Allow me to set the scene. I’m at work, trying to rise above the physical challenges of my disability. Fighting to still be the girl boss that I am, manage a team of 6, a 268 unit apartment community, all common area facilities, deal with vendors, financials, and asset managers daily only to be reminded that there is “something wrong with me” by a stranger who feels I owe him an explanation as to what happened and why I walk with a limp. I am sick and tired of being nice and smiling while I relive my trauma just to feed your curiosity. Some days (today included) it takes all of my emotional energy to not say “I’m fine but what’s wrong with your manners?!”

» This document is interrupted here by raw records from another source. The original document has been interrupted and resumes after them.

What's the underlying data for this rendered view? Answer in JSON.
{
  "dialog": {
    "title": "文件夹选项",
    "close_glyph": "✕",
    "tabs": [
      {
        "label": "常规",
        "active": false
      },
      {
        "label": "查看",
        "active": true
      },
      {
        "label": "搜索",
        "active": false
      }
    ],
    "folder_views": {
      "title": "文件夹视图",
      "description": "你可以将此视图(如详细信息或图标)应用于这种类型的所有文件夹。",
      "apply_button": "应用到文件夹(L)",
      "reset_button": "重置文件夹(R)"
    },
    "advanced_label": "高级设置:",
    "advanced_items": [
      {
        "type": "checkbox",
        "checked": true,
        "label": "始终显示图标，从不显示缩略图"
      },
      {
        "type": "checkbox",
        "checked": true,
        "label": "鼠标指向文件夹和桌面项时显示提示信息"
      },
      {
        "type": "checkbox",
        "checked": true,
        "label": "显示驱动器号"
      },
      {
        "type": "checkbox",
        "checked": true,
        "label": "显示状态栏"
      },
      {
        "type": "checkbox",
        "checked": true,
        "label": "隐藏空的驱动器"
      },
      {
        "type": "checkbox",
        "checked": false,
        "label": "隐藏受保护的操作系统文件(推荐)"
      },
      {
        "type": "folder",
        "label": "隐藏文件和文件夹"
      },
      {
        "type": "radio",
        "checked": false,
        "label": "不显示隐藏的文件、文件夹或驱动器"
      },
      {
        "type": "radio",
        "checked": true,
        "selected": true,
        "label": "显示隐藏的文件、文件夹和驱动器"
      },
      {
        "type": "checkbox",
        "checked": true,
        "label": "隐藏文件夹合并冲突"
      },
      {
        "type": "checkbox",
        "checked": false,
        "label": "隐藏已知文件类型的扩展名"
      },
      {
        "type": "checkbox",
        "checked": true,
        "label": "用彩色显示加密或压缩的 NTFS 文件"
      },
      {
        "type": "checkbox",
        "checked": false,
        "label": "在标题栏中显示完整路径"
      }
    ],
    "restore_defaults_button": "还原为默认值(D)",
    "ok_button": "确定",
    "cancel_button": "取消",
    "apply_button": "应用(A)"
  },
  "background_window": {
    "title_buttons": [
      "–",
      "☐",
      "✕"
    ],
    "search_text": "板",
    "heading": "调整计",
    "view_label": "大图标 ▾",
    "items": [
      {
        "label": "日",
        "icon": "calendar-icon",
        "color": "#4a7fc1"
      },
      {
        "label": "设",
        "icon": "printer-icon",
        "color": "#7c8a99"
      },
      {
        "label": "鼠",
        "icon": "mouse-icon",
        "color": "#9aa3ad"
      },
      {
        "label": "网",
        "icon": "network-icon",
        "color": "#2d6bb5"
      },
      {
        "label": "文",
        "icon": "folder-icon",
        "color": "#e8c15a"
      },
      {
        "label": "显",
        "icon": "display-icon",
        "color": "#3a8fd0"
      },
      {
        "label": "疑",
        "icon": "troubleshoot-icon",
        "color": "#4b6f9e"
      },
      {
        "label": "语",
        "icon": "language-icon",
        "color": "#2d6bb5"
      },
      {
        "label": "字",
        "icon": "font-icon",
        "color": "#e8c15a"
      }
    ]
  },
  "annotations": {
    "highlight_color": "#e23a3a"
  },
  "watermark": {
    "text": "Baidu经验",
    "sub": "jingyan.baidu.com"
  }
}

People come to me asking how to deal with these jerks. I am a resource to other amputees and people living with a disability, but don’t mistake the fact that I will gladly give you advice with my lack of feelings. I feel it too. It stings and it truly makes it that much harder to move on with my life. If you’ve been reading my blog for some time, you may have read my *leg story post. I was so fresh to this all then, and yet I already knew how taxing this feeling can be. Sometimes I want to make up a lie about a tiger or shark attack, but PEOPLE ACTUALLY DO LOSE LIMBS THAT WAY, and I no longer feel comfortable making light of their situation with a joke.
I wrote some of this post on a lunch break, after which someone came in to fix our coffee maker at the office and felt they had the right to ask "how'd that happen?" " are you OK?" as they glanced down at my prosthesis. Here I was, in this moment once again, blood boiling a bit hotter than usual this time chanting " I will be nice and answer the question, I will not be nice and answer the question, but at the time " I will not get fired for telling this ignorant man off today". So I simply looked him square in the eyes and said " I'm fine, thanks." before shifting the conversation back to the coffee maker.
Ignorance is bliss. People who say inappropriate things, often have no idea they are being inappropriate. But the way I looked at this man while I said I was fine... Let's just say he got the message and is unlikely to make that mistake again. I wanted to be mean, but instead, I simply made myself clear. I am OK. I am getting through this. Yes, something awful happened to me, but I am doing my best to move on with my life and not focus on my limitations, including the limp you noticed as I walked up to greet you at the office entrance.
My presence is not an invitation for your questions about my disability, despite your harmless intent. I am learning to be more mindful and considerate about how my words make others feel and I hope we can all work on this together a bit more. Maybe then, those of us who are different, won't feel so different.